With this title the German journalist Rainer Herrmann passes through its columns Frankfurter Allgemeine Zeitung from a magnifying glass the Erdogan policy in Ukrainian with its many aspects.
What he notices is that the more people praise Turkey because of it grain agreementthe more the country dares to circumvents sanctions against Russia that have been imposed by more than 30 countries. And he cites many examples, such as the recent Sochi agreement of intent between Erdogan and Putin, the contents of which have not been released and will not be released, but which allows the two countries to expand trade and economic relations their. Or in his field tourismwhere Russian tourists can fly on Turkish Airlines and pay with their credit card, which they cannot do in sanctioned countries.
“Following this, the US administration in a letter let Turkey understand that it could impose secondary sanctions on Turkish banks and companies because of its ties to Russia.” says the German columnist. “Also Turkish banks should decide whether to do business with Russian or American financial institutions. Likewise, Europeans could ask Turkish airlines if they prefer the Western or the Russian market.”
But why does the Turkish president follow this policy?

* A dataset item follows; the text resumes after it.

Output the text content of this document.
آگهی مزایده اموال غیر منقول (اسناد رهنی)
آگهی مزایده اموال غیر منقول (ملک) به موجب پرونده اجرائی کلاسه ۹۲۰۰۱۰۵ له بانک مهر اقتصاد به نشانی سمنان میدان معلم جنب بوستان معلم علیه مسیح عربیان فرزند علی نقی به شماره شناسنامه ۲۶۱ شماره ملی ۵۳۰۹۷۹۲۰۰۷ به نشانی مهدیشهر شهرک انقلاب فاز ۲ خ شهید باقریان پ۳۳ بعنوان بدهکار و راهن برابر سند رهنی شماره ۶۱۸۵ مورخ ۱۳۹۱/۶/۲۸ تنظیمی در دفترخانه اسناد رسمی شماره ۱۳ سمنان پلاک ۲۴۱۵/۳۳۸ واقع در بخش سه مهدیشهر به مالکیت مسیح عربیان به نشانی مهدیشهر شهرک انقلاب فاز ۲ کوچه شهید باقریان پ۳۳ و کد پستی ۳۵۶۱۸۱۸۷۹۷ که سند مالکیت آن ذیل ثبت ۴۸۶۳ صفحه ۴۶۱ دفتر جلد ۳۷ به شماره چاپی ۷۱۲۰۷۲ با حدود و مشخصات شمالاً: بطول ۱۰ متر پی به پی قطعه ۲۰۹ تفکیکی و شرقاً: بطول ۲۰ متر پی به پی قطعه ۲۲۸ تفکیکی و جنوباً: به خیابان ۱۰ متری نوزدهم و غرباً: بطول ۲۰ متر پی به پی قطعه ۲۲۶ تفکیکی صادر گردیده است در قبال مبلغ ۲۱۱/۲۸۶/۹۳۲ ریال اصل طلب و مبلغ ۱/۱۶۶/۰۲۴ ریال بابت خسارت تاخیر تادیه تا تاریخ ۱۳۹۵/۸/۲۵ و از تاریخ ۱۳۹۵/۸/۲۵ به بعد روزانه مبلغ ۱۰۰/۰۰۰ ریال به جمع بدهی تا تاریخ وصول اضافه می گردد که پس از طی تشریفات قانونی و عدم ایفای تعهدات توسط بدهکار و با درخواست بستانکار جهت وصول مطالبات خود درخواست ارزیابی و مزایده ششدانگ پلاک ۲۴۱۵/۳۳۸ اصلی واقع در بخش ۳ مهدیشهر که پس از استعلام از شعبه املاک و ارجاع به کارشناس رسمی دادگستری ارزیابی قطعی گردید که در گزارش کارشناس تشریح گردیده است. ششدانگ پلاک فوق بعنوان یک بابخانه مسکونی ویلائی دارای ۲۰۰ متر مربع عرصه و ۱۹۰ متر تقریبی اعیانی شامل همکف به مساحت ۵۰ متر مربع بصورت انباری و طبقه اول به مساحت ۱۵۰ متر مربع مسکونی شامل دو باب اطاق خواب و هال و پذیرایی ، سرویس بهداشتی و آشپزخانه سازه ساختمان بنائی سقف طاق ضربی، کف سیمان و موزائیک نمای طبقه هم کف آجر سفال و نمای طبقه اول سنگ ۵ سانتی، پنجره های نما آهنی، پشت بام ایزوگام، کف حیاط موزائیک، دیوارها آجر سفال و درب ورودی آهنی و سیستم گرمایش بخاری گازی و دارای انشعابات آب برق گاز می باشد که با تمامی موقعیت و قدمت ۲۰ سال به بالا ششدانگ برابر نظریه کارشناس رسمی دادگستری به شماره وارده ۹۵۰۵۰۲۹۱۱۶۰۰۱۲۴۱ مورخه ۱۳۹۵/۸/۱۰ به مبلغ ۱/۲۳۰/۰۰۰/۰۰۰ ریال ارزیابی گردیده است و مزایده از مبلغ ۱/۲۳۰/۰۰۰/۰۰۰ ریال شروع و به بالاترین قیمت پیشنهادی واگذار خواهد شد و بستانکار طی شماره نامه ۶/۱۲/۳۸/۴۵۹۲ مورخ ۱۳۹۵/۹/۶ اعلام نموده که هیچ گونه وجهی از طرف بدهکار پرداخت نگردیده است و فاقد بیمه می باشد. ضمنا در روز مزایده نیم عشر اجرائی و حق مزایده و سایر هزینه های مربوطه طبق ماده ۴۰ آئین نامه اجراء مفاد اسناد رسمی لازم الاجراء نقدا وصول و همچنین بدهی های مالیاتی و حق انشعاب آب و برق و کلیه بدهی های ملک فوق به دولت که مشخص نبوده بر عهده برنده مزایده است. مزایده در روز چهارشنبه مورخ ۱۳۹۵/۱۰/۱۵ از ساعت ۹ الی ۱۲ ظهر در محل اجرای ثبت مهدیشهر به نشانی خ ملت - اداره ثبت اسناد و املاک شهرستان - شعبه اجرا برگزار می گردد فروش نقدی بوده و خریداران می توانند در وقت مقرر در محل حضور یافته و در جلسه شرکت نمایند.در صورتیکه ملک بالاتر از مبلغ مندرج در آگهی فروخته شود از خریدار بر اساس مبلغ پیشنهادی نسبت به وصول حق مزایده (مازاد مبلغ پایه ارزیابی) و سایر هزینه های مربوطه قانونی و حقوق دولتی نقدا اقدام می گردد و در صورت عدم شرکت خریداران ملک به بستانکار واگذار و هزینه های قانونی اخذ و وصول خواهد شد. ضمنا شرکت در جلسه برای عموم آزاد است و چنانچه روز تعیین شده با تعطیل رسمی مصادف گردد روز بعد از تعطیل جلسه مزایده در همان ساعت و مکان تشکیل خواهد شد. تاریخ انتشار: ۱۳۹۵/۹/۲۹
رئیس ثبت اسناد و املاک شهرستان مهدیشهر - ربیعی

“Out of necessity” Rainer Herrmann estimates. “The most important reason for his opportunistic behavior is that the country urgently needs the capital flowing from Russia and is looking for a safe haven due to the financial crisis he caused. Billions of Russian dollars are invested in real estate in Istanbul and Antalya. .. In return, Turkish business delegations look to Russia for the gaps left by Western companies after their departure. Even if their products are not on the sanctions list, they help the Russian economy. This also applies to goods imported legally from the EU to Turkey, where they change hands to be transported to Russia via the Black Sea or by truck through Georgia. Moreover, thanks to the favorable conditions, Turkey is buying twice as much Russian oil as before.”